H B Crabtree says, "The greatest umpire of all time was Frank Chester; he only made two mistakes in his career, one was to give me lbw at Lords, the other was to give me lbw at Westcliffe on Sea."
D G Bradman said it was not usually the losing side who complained about umpiring, it was always the losing side.
Jim Robinson was guesting for Normanby Park, the captain didn't know him and sent him in at 90 for 7, chasing over 200. Jim was facing the most successful bowler, and hoisted him for 6, 6, 4, off the first over he received, then went down the wicket to his partner, John Holland (still at Brigg Grammar) and said, "You keep your end up, I'm going to start and hit out now." They got them.
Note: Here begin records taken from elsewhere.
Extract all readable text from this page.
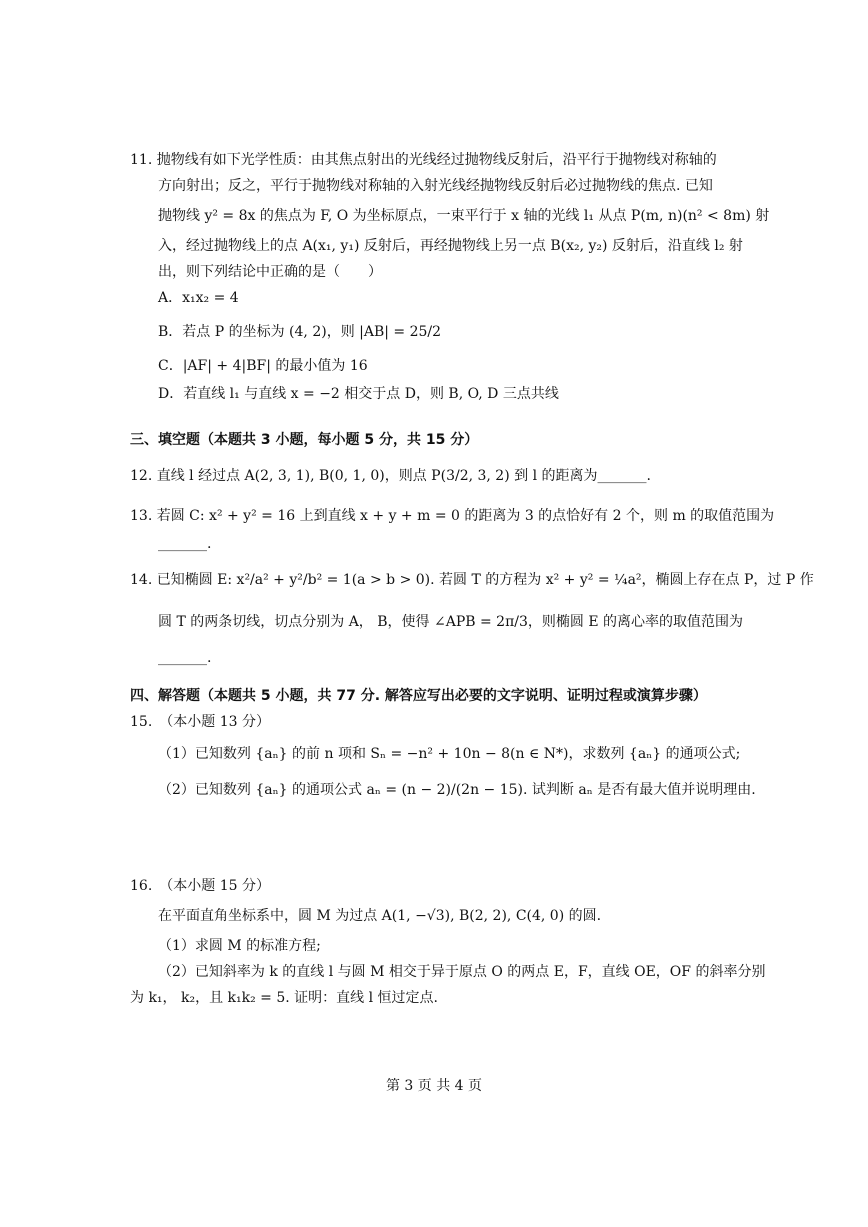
11. 抛物线有如下光学性质：由其焦点射出的光线经过抛物线反射后，沿平行于抛物线对称轴的
方向射出；反之，平行于抛物线对称轴的入射光线经抛物线反射后必过抛物线的焦点. 已知
抛物线 y² = 8x 的焦点为 F, O 为坐标原点，一束平行于 x 轴的光线 l₁ 从点 P(m, n)(n² < 8m) 射
入，经过抛物线上的点 A(x₁, y₁) 反射后，再经抛物线上另一点 B(x₂, y₂) 反射后，沿直线 l₂ 射
出，则下列结论中正确的是（　　）
A．x₁x₂ = 4
B．若点 P 的坐标为 (4, 2)，则 |AB| = 25/2
C．|AF| + 4|BF| 的最小值为 16
D．若直线 l₁ 与直线 x = −2 相交于点 D，则 B, O, D 三点共线
三、填空题（本题共 3 小题，每小题 5 分，共 15 分）
12. 直线 l 经过点 A(2, 3, 1), B(0, 1, 0)，则点 P(3/2, 3, 2) 到 l 的距离为_______.
13. 若圆 C: x² + y² = 16 上到直线 x + y + m = 0 的距离为 3 的点恰好有 2 个，则 m 的取值范围为
_______.
14. 已知椭圆 E: x²/a² + y²/b² = 1(a > b > 0). 若圆 T 的方程为 x² + y² = ¼a²，椭圆上存在点 P，过 P 作
圆 T 的两条切线，切点分别为 A， B，使得 ∠APB = 2π/3，则椭圆 E 的离心率的取值范围为
_______.
四、解答题（本题共 5 小题，共 77 分. 解答应写出必要的文字说明、证明过程或演算步骤）
15.　（本小题 13 分）
（1）已知数列 {aₙ} 的前 n 项和 Sₙ = −n² + 10n − 8(n ∈ N*)，求数列 {aₙ} 的通项公式;
（2）已知数列 {aₙ} 的通项公式 aₙ = (n − 2)/(2n − 15). 试判断 aₙ 是否有最大值并说明理由.
16.　（本小题 15 分）
在平面直角坐标系中，圆 M 为过点 A(1, −√3), B(2, 2), C(4, 0) 的圆.
（1）求圆 M 的标准方程;
（2）已知斜率为 k 的直线 l 与圆 M 相交于异于原点 O 的两点 E，F，直线 OE，OF 的斜率分别
为 k₁， k₂，且 k₁k₂ = 5. 证明：直线 l 恒过定点.
第 3 页 共 4 页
The Archdeacon of Stow, opening for Lincs clergy, unwisely went for a second run to Peter Haines, who was near the gate with the ball in his hand, half-way down the wicket, he said, "Oh crumbs."
Dick Lyth, on arriving at the ground for a match against Holy Trinity CC, "Who are the other eight?"
The President on bowling a wide, "XXXX it!"
Peter Burbidge, acting umpire, giving guard to the vicar of Limber, "That's middle and leg," and sotto voce, "May the Lord be with you." But he wasn't.
John Greetham, on making contact with something solid in Laceby road, Grimsby, "Who left that mucking bollard there?"
Hendy to Martin Thompson, "Of course I lost all the balls, you told me to play out time didn't you?"
Ron Flear, umpiring against Furneaux, "Let that sod get anything in front."
Batsman, after innings, "Modesty forbids me to say how many I got." Robert Oram, "It doesn't forbid me, I got 23 not out."